Michael Sheen has played a vampire in the Twilight saga, a terrorist suspect in Unthinkable and interviewer David Frost opposite Frank Langella's Richard Nixon in Frost/Nixon. But he keeps returning to the role of former British prime minister Tony Blair, whom he resembles and whose earnest, somewhat fidgety manner he has pretty much nailed.

He played Blair in a 2003 TV movie called The Deal. He played him again in The Queen in 2006, remonstrating with Elizabeth II (Helen Mirren) after the death of Diana, Princess of Wales. And in The Special Relationship (2010), made for HBO and the BBC and released this week on DVD, he plays Blair opposite Dennis Quaid as U.S. President Bill Clinton. All three films were written by Peter Morgan, who knows how to mine dramatic gold from what would, in lesser hands, be the dull territory of formulaic biopics.

"Special relationship" refers to the bond that Labour leader Blair feels with Clinton as the pair meet in Washington near the end of Clinton's first term. Once elected prime minister, Blair wins help from Clinton in promoting peace in Northern Ireland. In turn, Blair stands by Clinton during the Monica Lewinsky affair, against the instincts of his advisers. The British leader believes he is in a position to call in a favour from Clinton when the time comes.

That romantic notion is, as Morgan's script gradually reveals, ripe for a mugging by political reality.
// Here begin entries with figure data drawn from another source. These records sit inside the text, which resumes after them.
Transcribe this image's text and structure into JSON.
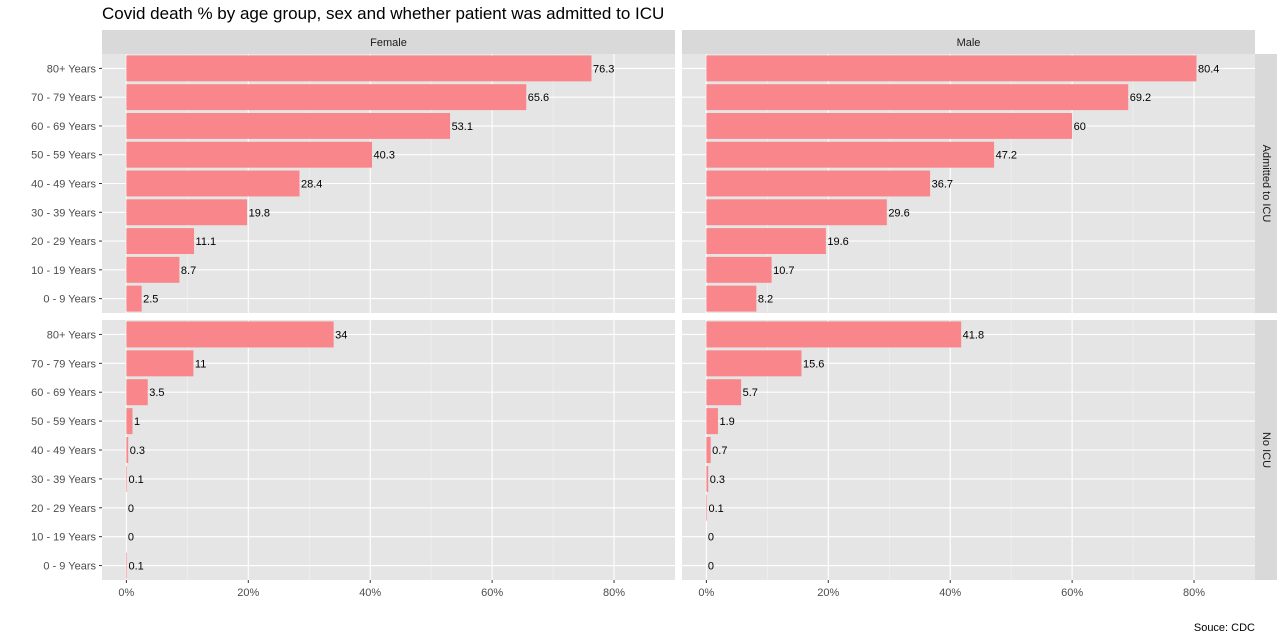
{
  "chart_data": {
    "type": "bar",
    "orientation": "horizontal",
    "title": "Covid death % by age group, sex and whether patient was admitted to ICU",
    "caption": "Souce: CDC",
    "categories": [
      "0 - 9 Years",
      "10 - 19 Years",
      "20 - 29 Years",
      "30 - 39 Years",
      "40 - 49 Years",
      "50 - 59 Years",
      "60 - 69 Years",
      "70 - 79 Years",
      "80+ Years"
    ],
    "xlim": [
      -4,
      90
    ],
    "x_ticks": [
      0,
      20,
      40,
      60,
      80
    ],
    "x_tick_labels": [
      "0%",
      "20%",
      "40%",
      "60%",
      "80%"
    ],
    "bar_color": "#f8868a",
    "panel_bg": "#e5e5e5",
    "strip_bg": "#d9d9d9",
    "grid": true,
    "col_facets": [
      "Female",
      "Male"
    ],
    "row_facets": [
      "Admitted to ICU",
      "No ICU"
    ],
    "panels": [
      {
        "col": "Female",
        "row": "Admitted to ICU",
        "values": [
          2.5,
          8.7,
          11.1,
          19.8,
          28.4,
          40.3,
          53.1,
          65.6,
          76.3
        ],
        "labels": [
          "2.5",
          "8.7",
          "11.1",
          "19.8",
          "28.4",
          "40.3",
          "53.1",
          "65.6",
          "76.3"
        ]
      },
      {
        "col": "Male",
        "row": "Admitted to ICU",
        "values": [
          8.2,
          10.7,
          19.6,
          29.6,
          36.7,
          47.2,
          60,
          69.2,
          80.4
        ],
        "labels": [
          "8.2",
          "10.7",
          "19.6",
          "29.6",
          "36.7",
          "47.2",
          "60",
          "69.2",
          "80.4"
        ]
      },
      {
        "col": "Female",
        "row": "No ICU",
        "values": [
          0.1,
          0,
          0,
          0.1,
          0.3,
          1,
          3.5,
          11,
          34
        ],
        "labels": [
          "0.1",
          "0",
          "0",
          "0.1",
          "0.3",
          "1",
          "3.5",
          "11",
          "34"
        ]
      },
      {
        "col": "Male",
        "row": "No ICU",
        "values": [
          0,
          0,
          0.1,
          0.3,
          0.7,
          1.9,
          5.7,
          15.6,
          41.8
        ],
        "labels": [
          "0",
          "0",
          "0.1",
          "0.3",
          "0.7",
          "1.9",
          "5.7",
          "15.6",
          "41.8"
        ]
      }
    ]
  }
}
The question is whether the United States should contribute ground forces to buttress NATO's air strikes in protecting Kosovo's Albanians from Serbian leader Slobodan Milosevic. Where the first half of the movie is content to stay on the periphery of the Lewinsky circus - Morgan largely resists imagining private conversations between Bill and wife Hillary - the second gets into the muck on the Serbian question with a tense duel between idealism and realpolitik. "He's lied to everybody else," Blair snaps at one point. "Why should he be telling me the truth?"

Quaid doesn't slip as effortlessly into Clinton's skin as Sheen does into Blair's, but he has a good handle on the U.S. leader's air of authority and, when the scandal isn't squeezing it out of him, the boyish twinkle in his eye. Helen McCrory as Cherie Blair and Hope Davis as Hillary Clinton (a striking physical resemblance) suggest the iron that makes them good strategists as well as good helpmates. Would Cherie leave him if he were to do what Clinton had done with Lewinsky, Blair asks her at one point. "No," she replies, "but I'd make your life hell."

The door is now open for Morgan to tackle the link between Blair and Clinton's successor, George W. Bush, who figures briefly at film's end. Although The Special Relationship doesn't mention Iraq, it's not hard to read significance into Blair's remark about the world's intervention in Serbia. "Let no one ever doubt again the moral justification for invading another country for humanitarian ends."

Right, then, it's settled. No one but Sheen can play the role if Morgan deigns to write such a sequel. As Quaid says in the extras, "I think he is Tony Blair, isn't he?"